# coreai_opt.quantization.config.KVCacheQuantConfig

### *class* coreai_opt.quantization.config.KVCacheQuantConfig

Bases: `BaseModel`

Enables KV-cache buffer storage in a quantized dtype for one cache-update op type.

Carries the cache-update op’s quantization spec inline (via `op_quantizer_config`)
and is the finalize-side switch that promotes the resulting fake-quant to stored
quantization: the dequantize is relocated from the op’s input to its output and
the cache buffer is retyped to the quantized dtype.
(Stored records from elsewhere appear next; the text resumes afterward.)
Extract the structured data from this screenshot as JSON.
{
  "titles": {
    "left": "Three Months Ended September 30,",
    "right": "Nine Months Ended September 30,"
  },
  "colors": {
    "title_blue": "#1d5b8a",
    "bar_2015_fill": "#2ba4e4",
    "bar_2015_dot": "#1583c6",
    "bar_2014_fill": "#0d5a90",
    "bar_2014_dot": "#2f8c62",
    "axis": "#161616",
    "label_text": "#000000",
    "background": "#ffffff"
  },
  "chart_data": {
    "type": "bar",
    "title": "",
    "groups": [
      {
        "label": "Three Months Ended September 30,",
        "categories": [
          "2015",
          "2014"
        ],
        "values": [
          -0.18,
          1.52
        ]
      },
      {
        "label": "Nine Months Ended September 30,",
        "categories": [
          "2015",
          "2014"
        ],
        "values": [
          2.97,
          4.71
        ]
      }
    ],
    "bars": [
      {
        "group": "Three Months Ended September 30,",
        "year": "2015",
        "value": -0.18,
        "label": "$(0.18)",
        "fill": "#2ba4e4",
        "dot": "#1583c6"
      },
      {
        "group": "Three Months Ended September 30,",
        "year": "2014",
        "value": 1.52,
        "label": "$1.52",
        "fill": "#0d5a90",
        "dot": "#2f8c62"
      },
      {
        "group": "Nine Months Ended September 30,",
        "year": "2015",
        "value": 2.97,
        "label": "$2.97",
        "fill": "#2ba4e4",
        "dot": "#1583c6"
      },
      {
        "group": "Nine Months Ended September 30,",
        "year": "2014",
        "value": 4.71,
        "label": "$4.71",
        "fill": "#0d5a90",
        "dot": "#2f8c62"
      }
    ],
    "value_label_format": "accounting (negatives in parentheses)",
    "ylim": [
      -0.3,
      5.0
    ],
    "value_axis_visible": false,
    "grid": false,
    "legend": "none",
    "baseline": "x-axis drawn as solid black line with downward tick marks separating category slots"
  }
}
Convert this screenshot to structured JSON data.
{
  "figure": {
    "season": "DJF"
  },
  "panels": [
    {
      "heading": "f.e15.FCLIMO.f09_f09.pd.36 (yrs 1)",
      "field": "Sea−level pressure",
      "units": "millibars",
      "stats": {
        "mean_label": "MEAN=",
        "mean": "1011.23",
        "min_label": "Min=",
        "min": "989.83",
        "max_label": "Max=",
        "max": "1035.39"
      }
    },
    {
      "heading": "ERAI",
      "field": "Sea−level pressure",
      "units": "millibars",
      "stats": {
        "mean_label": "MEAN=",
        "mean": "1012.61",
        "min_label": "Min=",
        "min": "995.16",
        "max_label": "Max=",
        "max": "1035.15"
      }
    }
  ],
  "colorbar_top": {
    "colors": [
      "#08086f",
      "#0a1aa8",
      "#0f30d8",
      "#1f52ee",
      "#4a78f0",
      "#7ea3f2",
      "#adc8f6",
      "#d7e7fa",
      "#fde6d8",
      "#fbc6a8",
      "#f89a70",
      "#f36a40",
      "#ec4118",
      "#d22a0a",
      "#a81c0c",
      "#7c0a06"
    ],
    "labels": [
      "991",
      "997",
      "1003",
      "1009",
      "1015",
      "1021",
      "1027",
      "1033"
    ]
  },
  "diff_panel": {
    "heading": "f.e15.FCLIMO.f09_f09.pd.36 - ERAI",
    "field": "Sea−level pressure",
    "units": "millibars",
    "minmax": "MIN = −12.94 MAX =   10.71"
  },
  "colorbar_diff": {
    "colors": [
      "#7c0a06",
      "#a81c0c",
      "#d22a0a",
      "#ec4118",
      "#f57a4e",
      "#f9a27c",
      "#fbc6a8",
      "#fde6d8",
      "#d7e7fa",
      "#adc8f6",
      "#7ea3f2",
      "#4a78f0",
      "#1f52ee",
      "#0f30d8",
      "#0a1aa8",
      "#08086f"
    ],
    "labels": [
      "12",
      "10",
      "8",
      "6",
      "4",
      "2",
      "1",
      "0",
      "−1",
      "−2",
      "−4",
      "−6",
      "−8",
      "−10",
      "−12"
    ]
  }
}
Used as a value in `QuantizerConfig.kv_cache_quant_configs`, which maps the
short op-type name to a config.

Precondition on the cache op: it must commute with quantize/dequantize —
i.e. a pure data-movement op (slicing, narrowing, copy). Arithmetic on
cached values would silently produce a numerically wrong model.

During `prepare`, the cache spec is applied as a global-only knob with
highest priority: any prior annotation on the cache op — from any scope, by
any mechanism (including module-scope `op_input_spec={"*": ...}`
wildcards) — is **hard-overridden**, not merged. A warning is emitted at
config-construction time when explicit `op_type_config[op]` collisions
are detected. See `QuantizerConfig._validate_kv_cache_quant_configs()`.

#### op_quantizer_config

`OpQuantizerConfig` whose `op_input_spec` selects the
input edge to quantize. The int key indexes the op’s tensor-valued,
deduplicated inputs (`node.all_input_nodes`). `op_input_spec` must
contain exactly one key (no `"*"`, no multi-key dicts) because the
finalize-side relocation needs a single, unambiguous input edge to act on.
`op_output_spec` and `op_state_spec` must be explicitly set to None
(or empty); `OpQuantizerConfig` otherwise applies non-None defaults
which the validator rejects.

#### *property* quant_input_idx *: int*

The single int key in `op_quantizer_config.op_input_spec`.

Indexes the cache op’s `all_input_nodes` (tensor-valued, deduplicated
inputs) — see `op_quantizer_config` for details.